When LIFE magazine ran a review of one of her shows in the fall of 1970, written by critic Albert Goldman, Simone was emerging from a decade that had cemented her as a voice of the Civil Rights Movement. She had responded to tragedies like Medgar Evers’ and Martin Luther King, Jr.’s assassinations and the bombing of Birmingham’s 16th Street Baptist Church with songs like “Mississippi Goddam” and “Why (The King of Love Is Dead).” She performed regularly at civil-rights meetings and used her music as a venue for incisive social commentary.

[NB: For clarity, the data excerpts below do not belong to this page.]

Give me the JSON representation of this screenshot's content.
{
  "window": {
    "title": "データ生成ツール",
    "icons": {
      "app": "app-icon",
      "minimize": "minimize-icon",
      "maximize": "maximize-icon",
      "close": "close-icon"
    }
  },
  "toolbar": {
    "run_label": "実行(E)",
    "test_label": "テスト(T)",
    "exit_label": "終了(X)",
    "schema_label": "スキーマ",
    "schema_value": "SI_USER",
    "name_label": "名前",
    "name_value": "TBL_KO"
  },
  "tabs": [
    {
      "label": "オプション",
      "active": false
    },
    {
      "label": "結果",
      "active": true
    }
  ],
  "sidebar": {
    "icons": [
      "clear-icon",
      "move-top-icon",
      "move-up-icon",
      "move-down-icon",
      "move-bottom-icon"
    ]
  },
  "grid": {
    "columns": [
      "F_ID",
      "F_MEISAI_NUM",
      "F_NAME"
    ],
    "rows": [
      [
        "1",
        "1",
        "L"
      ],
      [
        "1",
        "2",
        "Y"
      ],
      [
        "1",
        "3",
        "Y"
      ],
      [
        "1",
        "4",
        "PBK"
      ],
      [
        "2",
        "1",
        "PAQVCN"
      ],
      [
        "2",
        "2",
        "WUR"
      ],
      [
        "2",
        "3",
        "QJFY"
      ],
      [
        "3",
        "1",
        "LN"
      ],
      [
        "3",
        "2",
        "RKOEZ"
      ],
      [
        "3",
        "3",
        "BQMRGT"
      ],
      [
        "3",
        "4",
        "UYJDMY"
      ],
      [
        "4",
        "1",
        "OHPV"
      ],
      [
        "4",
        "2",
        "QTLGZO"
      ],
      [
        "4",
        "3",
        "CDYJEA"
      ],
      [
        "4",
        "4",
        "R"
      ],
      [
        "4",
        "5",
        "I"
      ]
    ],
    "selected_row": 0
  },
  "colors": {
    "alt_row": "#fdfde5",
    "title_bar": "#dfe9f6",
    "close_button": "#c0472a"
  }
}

From the moment she took the stage, Goldman said, the “High Priestess of Soul” was utterly captivating. Clad in “an exotic white gown, hair held high in an Afro topknot, a regal circlet of pearls girdling her forehead,” Simone began her set with “Black Is the Color of My True Love’s Hair,” her “soft, hazy voice cover[ing] the mind like the morning mist.” He compared her to Dinah Washington and Billie Holiday but noted that, where the popularity of jazz had faded with the rise of the Woodstock Generation, she had found a way in. “She has built her reputation so high as the toughest, funkiest, most hand-clappin’ ‘n’ finger-poppin’ of soul sisters,” he wrote, “that all she has to do is walk out on the stage of the Fillmore and the kids start taking the place apart.”

In retrospect, it’s perhaps not surprising that Goldman found Simone’s presence between songs less appealing than the music itself. It was around this time that her deep frustration with America’s racial politics had her thinking about leaving the country behind—which she soon would, eventually settling in France.

Though Goldman critiqued what he perceived as her hostility toward her audience, there was no question about why fans still showed up to listen: “Her hard, dark voice rises and falls,” he wrote, “with the imploring intonations of the blues.”